ENSIPEDIA.ID, KENDAL – Kelangkaan minyak goreng yang sempat terjadi beberapa bulan lalu perlahan-lahan menemui jalan keluar dan tokoh dibaliknya.
Kejaksaan Agung (Kejagung) menetapkan Direktur Jenderal Perdagangan Luar Negeri Kementerian Perdagangan (Dirjen Daglu Kemendag) sebagai tersangka kasus dugaan korupsi pemberian fasilitas ekspor minyak goreng. Ia merupakan pria berinisial IWW bersama 3 orang lain dari pihak swasta.

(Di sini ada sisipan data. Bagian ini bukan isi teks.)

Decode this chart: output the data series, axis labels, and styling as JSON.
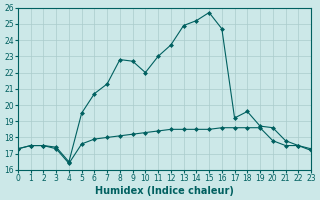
{
  "xlabel": "Humidex (Indice chaleur)",
  "bg_color": "#cce8e8",
  "line_color": "#006060",
  "grid_color": "#aacccc",
  "xlim": [
    0,
    23
  ],
  "ylim": [
    16,
    26
  ],
  "xticks": [
    0,
    1,
    2,
    3,
    4,
    5,
    6,
    7,
    8,
    9,
    10,
    11,
    12,
    13,
    14,
    15,
    16,
    17,
    18,
    19,
    20,
    21,
    22,
    23
  ],
  "yticks": [
    16,
    17,
    18,
    19,
    20,
    21,
    22,
    23,
    24,
    25,
    26
  ],
  "series1_x": [
    0,
    1,
    2,
    3,
    4,
    5,
    6,
    7,
    8,
    9,
    10,
    11,
    12,
    13,
    14,
    15,
    16,
    17,
    18,
    19,
    20,
    21,
    22,
    23
  ],
  "series1_y": [
    17.3,
    17.5,
    17.5,
    17.4,
    16.5,
    19.5,
    20.7,
    21.3,
    22.8,
    22.7,
    22.0,
    23.0,
    23.7,
    24.9,
    25.2,
    25.7,
    24.7,
    19.2,
    19.6,
    18.7,
    18.6,
    17.8,
    17.5,
    17.3
  ],
  "series2_x": [
    0,
    1,
    2,
    3,
    4,
    5,
    6,
    7,
    8,
    9,
    10,
    11,
    12,
    13,
    14,
    15,
    16,
    17,
    18,
    19,
    20,
    21,
    22,
    23
  ],
  "series2_y": [
    17.3,
    17.5,
    17.5,
    17.3,
    16.4,
    17.6,
    17.9,
    18.0,
    18.1,
    18.2,
    18.3,
    18.4,
    18.5,
    18.5,
    18.5,
    18.5,
    18.6,
    18.6,
    18.6,
    18.6,
    17.8,
    17.5,
    17.5,
    17.2
  ]
}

Jaksa Agung ST Burhanuddin menjelaskan langsung nama-nama para tersangka itu. Ia juga menyebut negara mengalami kerugian ekonomi yang besar.
“Perbuatan para tersangka tersebut mengakibatkan timbulnya kerugian perekonomian negara atau mengakibatkan kemahalan serta kelangkaan minyak goreng sehingga terjadi penurunan konsumsi rumah tangga dan industri kecil yang menggunakan minyak goreng dan menyulitkan kehidupan rakyat,” kata Burhanuddin di kantornya, Jalan Sultan Hasanuddin, Jakarta Selatan, Selasa (19/4/2022).
Selain IWW, 3 orang dari pihak swasta yaitu:
– MPT selaku Komisaris PT Wilmar Nabati Indonesia
– SMA selaku Senior Manager Corporate Affair Permata Hijau Grup (PHG)
– PT selaku General Manager di Bagian General Affair PT Musim Mas
Dalam keterangan pers, Burhan menyebutkan nama lengkap para tersangka, yaitu Indrasari Wisnu Wardhana (IWW), Master Parulian Tumanggor (MPT) selaku Komisaris PT Wilmar Nabati Indonesia, Stanley MA (SMA) selaku Senior Manager Corporate Affair Permata Hijau Grup (PHG), dan Picare Togare Sitanggang (PT) selaku General Manager di Bagian General Affair PT Musim Mas.
Dilansir dari detik.com, menurut Burhanuddin, awalnya pada akhir 2021 terjadi kelangkaan dan kenaikan harga minyak goreng di pasar yang membuat pemerintah melalui Kemendag mengambil kebijakan untuk menetapkan DMO atau domestic market obligation dan DPO atau domestic price obligation bagi perusahaan yang ingin melaksanakan ekspor CPO dan produk turunannya. Selain itu, Kemendag menetapkan harga eceran tertinggi (HET) minyak goreng sawit.
“Dalam pelaksanaannya perusahaan ekportir tidak memenuhi DPO namun tetap mendapatkan persetujuan ekspor dari pemerintah,” salin Burhanuddin.
Burhanuddin menuturkan mereka melakukan pelanggaran hukum, di antaranya:
1. Adanya permufakatan antara pemohon dan pemberi izin dalam proses penerbitan persetujuan ekspor;
2. Dikeluarkannya persetujuan ekspor kepada eksportir yang seharusnya ditolak izinnya karena tidak memenuhi syarat yaitu:
a. Mendistribusikan CPO atau RBD Palm Olein tidak sesuai dengan harga penjualan dalam negeri (DPO);
b. Tidak mendistribusikan CPO dan RBD Palm Olein ke dalam negeri sebagaimana kewajiban yang ada dalam DMO (20% dari total ekspor).
Para tersangka diduga melanggar Pasal 54 ayat (1) huruf a dan ayat (2) huruf a, b, e, dan f Undang-undang Nomor 7 Tahun 2014 tentang Perdagangan.